I wonder if our "biologically unnecessary" recognition of beauty means that we were programmed to aspire towards the transcendent, the logical outgrowth of which is a belief in a higher power, rather than for mere survival. Though I do not believe in the generally divisive structures of organized religion, I believe our universal recognition and pursuit of beauty and our proclivity for wonder, so thoroughly programmed into the species, offer proof of the existence of God. How could magnificence be so universal and compelling, if not by design? Why would it exist, by virtue of evolution or any other force, if not to inspire us to recognize the higher values implicit in the idea of "Deity"?
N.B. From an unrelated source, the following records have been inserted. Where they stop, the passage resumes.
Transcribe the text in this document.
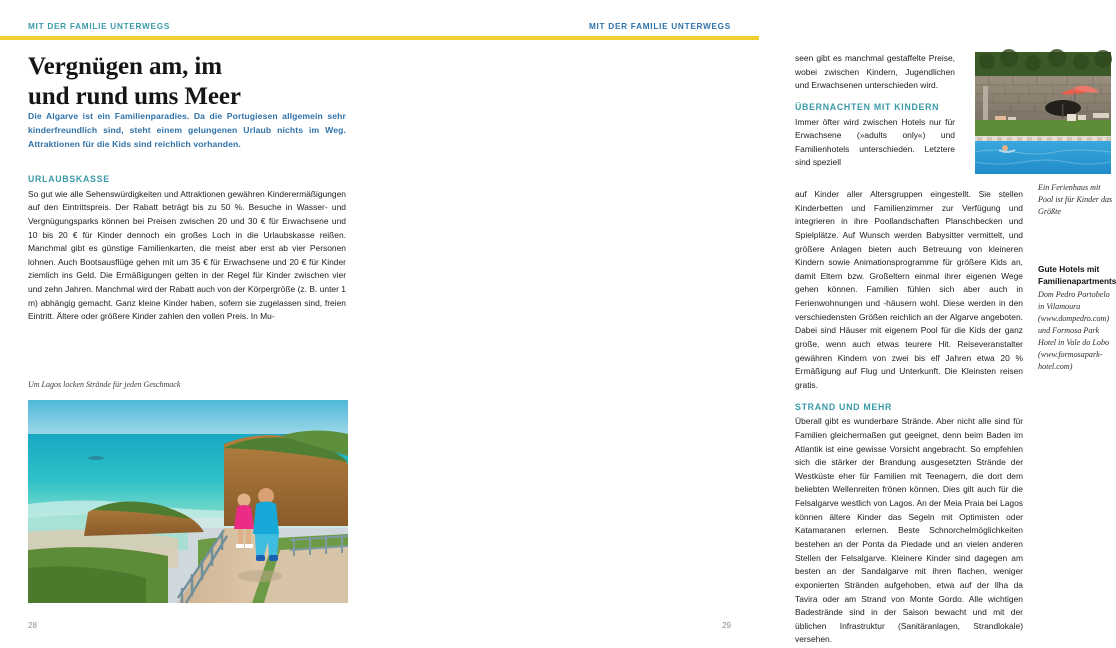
MIT DER FAMILIE UNTERWEGS
Vergnügen am, im
und rund ums Meer
Die Algarve ist ein Familienparadies. Da die Portugiesen allgemein sehr kinderfreundlich sind, steht einem gelungenen Urlaub nichts im Weg. Attraktionen für die Kids sind reichlich vorhanden.
URLAUBSKASSE

So gut wie alle Sehenswürdigkeiten und Attraktionen gewähren Kinderermäßigungen auf den Eintrittspreis. Der Rabatt beträgt bis zu 50 %. Besuche in Wasser- und Vergnügungsparks können bei Preisen zwischen 20 und 30 € für Erwachsene und 10 bis 20 € für Kinder dennoch ein großes Loch in die Urlaubskasse reißen. Manchmal gibt es günstige Familienkarten, die meist aber erst ab vier Personen lohnen. Auch Bootsausflüge gehen mit um 35 € für Erwachsene und 20 € für Kinder ziemlich ins Geld. Die Ermäßigungen gelten in der Regel für Kinder zwischen vier und zehn Jahren. Manchmal wird der Rabatt auch von der Körpergröße (z. B. unter 1 m) abhängig gemacht. Ganz kleine Kinder haben, sofern sie zugelassen sind, freien Eintritt. Ältere oder größere Kinder zahlen den vollen Preis. In Mu-

Um Lagos locken Strände für jeden Geschmack
28
MIT DER FAMILIE UNTERWEGS

seen gibt es manchmal gestaffelte Preise, wobei zwischen Kindern, Jugendlichen und Erwachsenen unterschieden wird.

ÜBERNACHTEN MIT KINDERN

Immer öfter wird zwischen Hotels nur für Erwachsene (»adults only«) und Familienhotels unterschieden. Letztere sind speziell

auf Kinder aller Altersgruppen eingestellt. Sie stellen Kinderbetten und Familienzimmer zur Verfügung und integrieren in ihre Poollandschaften Planschbecken und Spielplätze. Auf Wunsch werden Babysitter vermittelt, und größere Anlagen bieten auch Betreuung von kleineren Kindern sowie Animationsprogramme für größere Kids an, damit Eltern bzw. Großeltern einmal ihrer eigenen Wege gehen können. Familien fühlen sich aber auch in Ferienwohnungen und -häusern wohl. Diese werden in den verschiedensten Größen reichlich an der Algarve angeboten. Dabei sind Häuser mit eigenem Pool für die Kids der ganz große, wenn auch etwas teurere Hit. Reiseveranstalter gewähren Kindern von zwei bis elf Jahren etwa 20 % Ermäßigung auf Flug und Unterkunft. Die Kleinsten reisen gratis.

STRAND UND MEHR

Überall gibt es wunderbare Strände. Aber nicht alle sind für Familien gleichermaßen gut geeignet, denn beim Baden im Atlantik ist eine gewisse Vorsicht angebracht. So empfehlen sich die stärker der Brandung ausgesetzten Strände der Westküste eher für Familien mit Teenagern, die dort dem beliebten Wellenreiten frönen können. Dies gilt auch für die Felsalgarve westlich von Lagos. An der Meia Praia bei Lagos können ältere Kinder das Segeln mit Optimisten oder Katamaranen erlernen. Beste Schnorchelmöglichkeiten bestehen an der Ponta da Piedade und an vielen anderen Stellen der Felsalgarve. Kleinere Kinder sind dagegen am besten an der Sandalgarve mit ihren flachen, weniger exponierten Stränden aufgehoben, etwa auf der Ilha da Tavira oder am Strand von Monte Gordo. Alle wichtigen Badestrände sind in der Saison bewacht und mit der üblichen Infrastruktur (Sanitäranlagen, Strandlokale) versehen.

Ein Ferienhaus mit Pool ist für Kinder das Größte
Gute Hotels mit Familienapartments
Dom Pedro Portobelo in Vilamoura (www.dompedro.com) und Formosa Park Hotel in Vale do Lobo (www.formosapark-hotel.com)
29
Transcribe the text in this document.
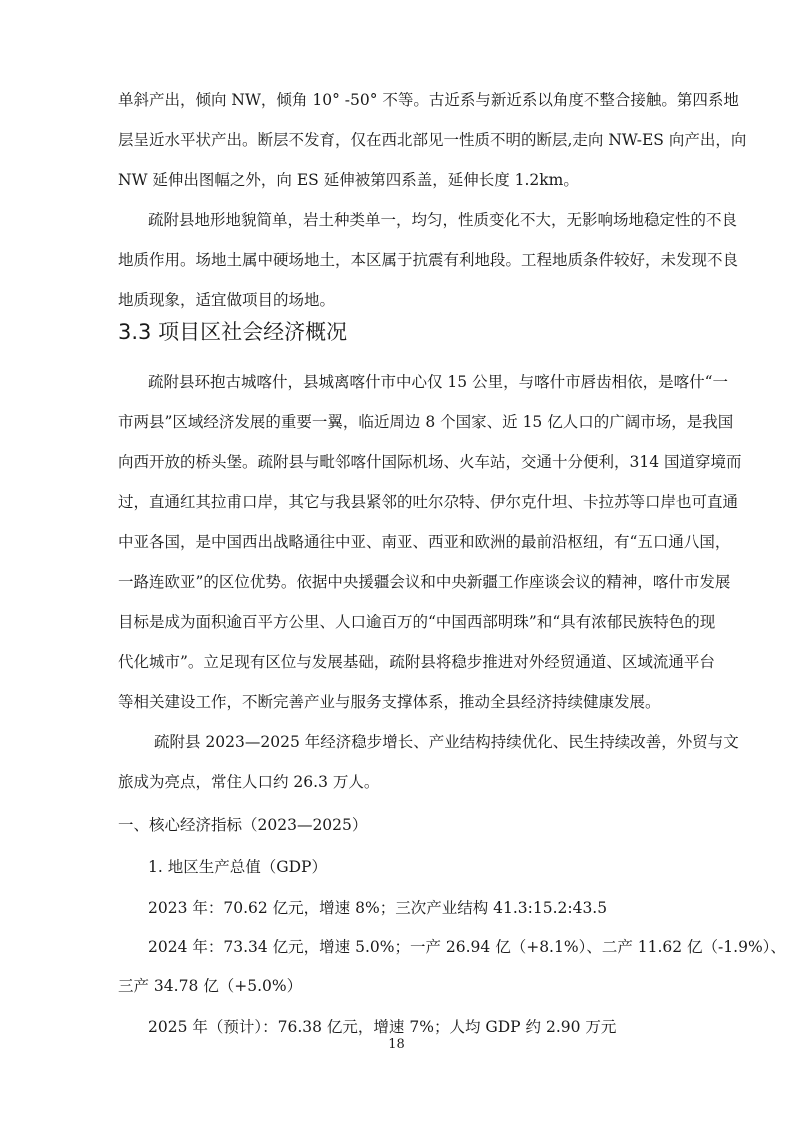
单斜产出，倾向 NW，倾角 10° -50° 不等。古近系与新近系以角度不整合接触。第四系地
层呈近水平状产出。断层不发育，仅在西北部见一性质不明的断层,走向 NW-ES 向产出，向
NW 延伸出图幅之外，向 ES 延伸被第四系盖，延伸长度 1.2km。
疏附县地形地貌简单，岩土种类单一，均匀，性质变化不大，无影响场地稳定性的不良
地质作用。场地土属中硬场地土，本区属于抗震有利地段。工程地质条件较好，未发现不良
地质现象，适宜做项目的场地。
3.3 项目区社会经济概况
疏附县环抱古城喀什，县城离喀什市中心仅 15 公里，与喀什市唇齿相依，是喀什“一
市两县”区域经济发展的重要一翼，临近周边 8 个国家、近 15 亿人口的广阔市场，是我国
向西开放的桥头堡。疏附县与毗邻喀什国际机场、火车站，交通十分便利，314 国道穿境而
过，直通红其拉甫口岸，其它与我县紧邻的吐尔尕特、伊尔克什坦、卡拉苏等口岸也可直通
中亚各国，是中国西出战略通往中亚、南亚、西亚和欧洲的最前沿枢纽，有“五口通八国，
一路连欧亚”的区位优势。依据中央援疆会议和中央新疆工作座谈会议的精神，喀什市发展
目标是成为面积逾百平方公里、人口逾百万的“中国西部明珠”和“具有浓郁民族特色的现
代化城市”。立足现有区位与发展基础，疏附县将稳步推进对外经贸通道、区域流通平台
等相关建设工作，不断完善产业与服务支撑体系，推动全县经济持续健康发展。
疏附县 2023—2025 年经济稳步增长、产业结构持续优化、民生持续改善，外贸与文
旅成为亮点，常住人口约 26.3 万人。
一、核心经济指标（2023—2025）
1. 地区生产总值（GDP）
2023 年：70.62 亿元，增速 8%；三次产业结构 41.3:15.2:43.5
2024 年：73.34 亿元，增速 5.0%；一产 26.94 亿（+8.1%）、二产 11.62 亿（-1.9%）、
三产 34.78 亿（+5.0%）
2025 年（预计）：76.38 亿元，增速 7%；人均 GDP 约 2.90 万元
18
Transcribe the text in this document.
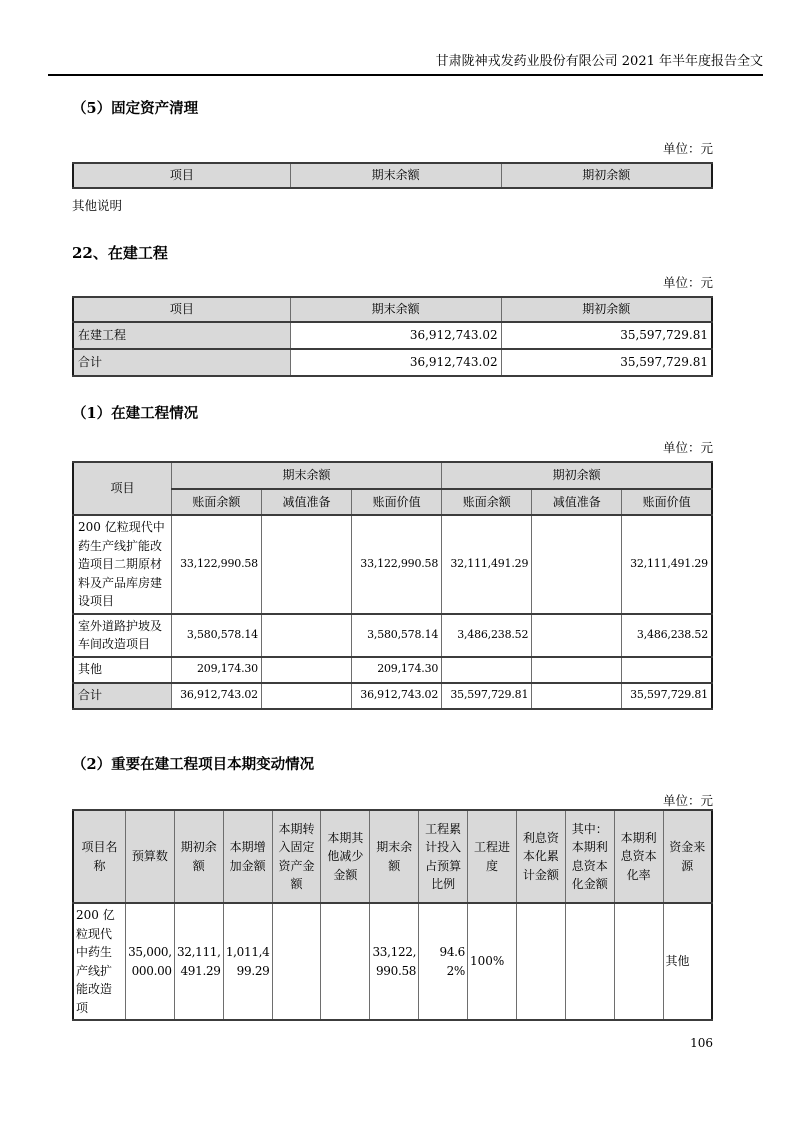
甘肃陇神戎发药业股份有限公司 2021 年半年度报告全文
（5）固定资产清理
单位：元
项目	期末余额	期初余额
其他说明
22、在建工程
单位：元
项目	期末余额	期初余额
在建工程	36,912,743.02	35,597,729.81
合计	36,912,743.02	35,597,729.81
（1）在建工程情况
单位：元
项目	期末余额			期初余额		
	账面余额	减值准备	账面价值	账面余额	减值准备	账面价值
200 亿粒现代中药生产线扩能改造项目二期原材料及产品库房建设项目	33,122,990.58		33,122,990.58	32,111,491.29		32,111,491.29
室外道路护坡及车间改造项目	3,580,578.14		3,580,578.14	3,486,238.52		3,486,238.52
其他	209,174.30		209,174.30			
合计	36,912,743.02		36,912,743.02	35,597,729.81		35,597,729.81
（2）重要在建工程项目本期变动情况
单位：元
项目名称	预算数	期初余额	本期增加金额	本期转入固定资产金额	本期其他减少金额	期末余额	工程累计投入占预算比例	工程进度	利息资本化累计金额	其中：本期利息资本化金额	本期利息资本化率	资金来源
200 亿粒现代中药生产线扩能改造项	35,000,000.00	32,111,491.29	1,011,499.29			33,122,990.58	94.62%	100%				其他
106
The dynamic and difficult balance between inspiration and technique, passion and restraint, is the yin and yang of art. This dichotomy reflects the "Grand Paradox" that is evident at every level of our existence. That is why abstraction resonates with me, more than a realistic work that portrays a finite moment in time-space. A work that evokes ambiguity and mystery and is open to interpretation on multiple levels of perception is for me, more alluring and true. The painting or poem becomes a resolution of this yin and yang, this tension between passion and restraint, between "what-is" and "what-isn't." The finished piece offers a new visual, intellectual, and spiritual moment, a ripple in a shifting paradigm. In the long run, it may become a small wave in the groundswell of hope. Art has the power to transform our world.